Justice Stephen Breyer suggested that the county’s interpretation of the law, where the permits at issue weren’t necessary for pollutants in the groundwater, would provide an “absolute road map” for polluters who would simply choose to evade the law by cutting off a pipe “five feet” from the water’s edge in order to avoid having to get a permit.

Justice Elena Kagan agreed. “Nobody would ever have to go through that process of getting a permit” if they knew they could just stop a pipe “five feet before the ocean,” she said.

Lin suggested state laws could go into effect to cover such a circumstance.

But when David L. Henkin — a lawyer for the group Earthjustice representing environmental groups — stood up to argue, Breyer pressed him on the breadth of his argument.

“It puts all kinds of people in the position of having to get a permit,” Breyer said, and noted that he was worried about “500 million people” suddenly discovering that they have to “go apply for a permit for the EPA.”

Henkin persisted.

“In the decades since the Lahaina Facility opened,” Henkin argued, “nutrients and other pollutants from injected sewage have devastated” the reefs.

Breyer floated a new test that could guide the lower courts. He suggested that under his standard a permit would be required for the “functional equivalent of a direct discharge” into the waters.

Chief Justice John Roberts pounced.

“What does ‘functional equivalent’ mean?” he asked to laughs.

The justices battled back and forth searching for a standard the courts could use going forward but also struggled with determining how the source of the pollution could be traced. A lawyer for the EPA, arguing in support of the county, stood up with a hypothetical no one on the bench seemed to fully comprehend.

“If at my home I pour whiskey from a bottle into a flask and then I bring the flask to a party at a different location and I pour whiskey into the punch bowl there, nobody would say that I had added whiskey to the punch from the bottle,” Deputy Solicitor General Malcolm L. Stewart said.

He was met with blank stares.

Some justices worried that a homeowner with a faulty septic tank would suddenly have to get a permit.

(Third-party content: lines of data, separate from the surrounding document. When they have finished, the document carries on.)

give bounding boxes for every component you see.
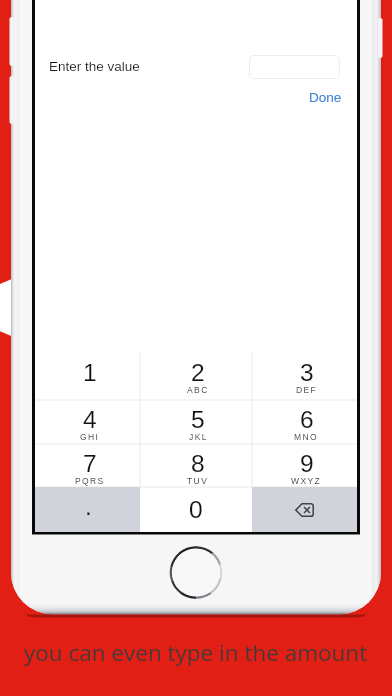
- staticText: JKL: [189, 432, 208, 441]
- staticText: Enter the value: [49, 59, 140, 74]
- staticText: Done: [309, 90, 342, 105]
- staticText: .: [85, 493, 92, 520]
- staticText: 4: [83, 406, 97, 433]
- button[interactable]: 3: [252, 353, 357, 400]
- staticText: 1: [83, 359, 97, 386]
- button[interactable]: 1: [35, 353, 140, 400]
- button[interactable]: 2: [140, 353, 252, 400]
- staticText: DEF: [296, 385, 318, 394]
- staticText: TUV: [187, 476, 209, 485]
- staticText: PQRS: [75, 476, 105, 485]
- staticText: GHI: [80, 432, 100, 441]
- button[interactable]: Done: [309, 90, 342, 105]
- button[interactable]: 0: [140, 487, 252, 532]
- staticText: 9: [300, 450, 314, 477]
- staticText: MNO: [294, 432, 319, 441]
- staticText: 7: [83, 450, 97, 477]
- staticText: 5: [191, 406, 205, 433]
- staticText: WXYZ: [291, 476, 322, 485]
- button[interactable]: 8: [140, 444, 252, 487]
- button[interactable]: 7: [35, 444, 140, 487]
- button[interactable]: 4: [35, 400, 140, 444]
- staticText: 3: [300, 359, 314, 386]
- staticText: 0: [189, 496, 203, 523]
- staticText: ABC: [187, 385, 209, 394]
- staticText: 8: [191, 450, 205, 477]
- button[interactable]: 9: [252, 444, 357, 487]
- staticText: you can even type in the amount: [24, 637, 368, 668]
- button[interactable]: 6: [252, 400, 357, 444]
- staticText: 6: [300, 406, 314, 433]
- button[interactable]: 5: [140, 400, 252, 444]
- staticText: 2: [191, 359, 205, 386]
- button[interactable]: .: [35, 487, 140, 532]
- button[interactable]: Backspace: [252, 487, 357, 532]
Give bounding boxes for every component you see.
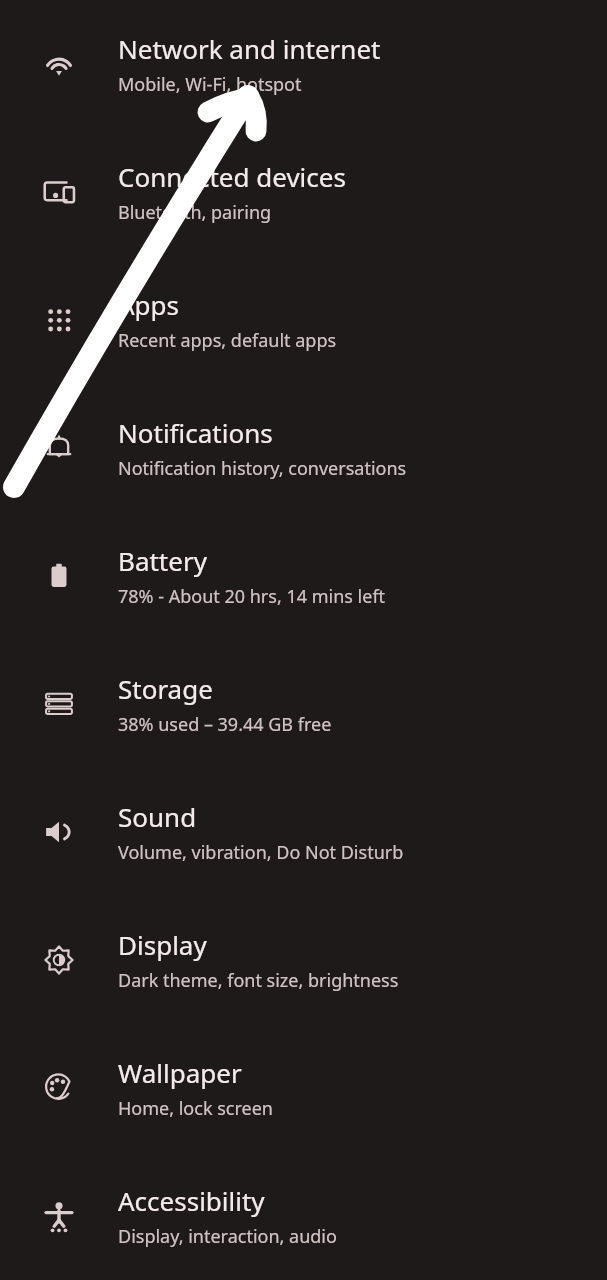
staticText: Notification history, conversations — [118, 456, 407, 481]
staticText: Notifications — [118, 415, 273, 450]
button[interactable]: Storage — [0, 640, 607, 768]
button[interactable]: Sound — [0, 768, 607, 896]
button[interactable]: Wallpaper — [0, 1024, 607, 1152]
button[interactable]: Display — [0, 896, 607, 1024]
staticText: Bluetooth, pairing — [118, 200, 272, 225]
staticText: Home, lock screen — [118, 1096, 273, 1121]
staticText: Mobile, Wi-Fi, hotspot — [118, 72, 302, 97]
staticText: Accessibility — [118, 1183, 265, 1218]
staticText: 78% - About 20 hrs, 14 mins left — [118, 584, 386, 609]
staticText: Connected devices — [118, 159, 346, 194]
button[interactable]: Network and internet — [0, 0, 607, 128]
button[interactable]: Notifications — [0, 384, 607, 512]
button[interactable]: Accessibility — [0, 1152, 607, 1280]
staticText: Apps — [118, 287, 180, 322]
staticText: Dark theme, font size, brightness — [118, 968, 399, 993]
staticText: Wallpaper — [118, 1055, 242, 1090]
staticText: Sound — [118, 799, 197, 834]
staticText: Display — [118, 927, 207, 962]
staticText: Display, interaction, audio — [118, 1224, 337, 1249]
staticText: Volume, vibration, Do Not Disturb — [118, 840, 404, 865]
staticText: Recent apps, default apps — [118, 328, 337, 353]
staticText: Storage — [118, 671, 213, 706]
staticText: 38% used – 39.44 GB free — [118, 712, 332, 737]
staticText: Network and internet — [118, 31, 381, 66]
button[interactable]: Connected devices — [0, 128, 607, 256]
button[interactable]: Battery — [0, 512, 607, 640]
button[interactable]: Apps — [0, 256, 607, 384]
staticText: Battery — [118, 543, 207, 578]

At one point, Roberts joked that determining the source of the pollution could be akin to solving a mystery.

“It’s an Agatha Christie novel,” he exclaimed.

Kavanaugh wondered if the state, not the federal government, could address the issue.

At the end of arguments, Justice Sonia Sotomayor brought the case back to the polluted reef, asking: “What is being done?”

“They still are polluting, they’re getting away with it, so something failed,” she added.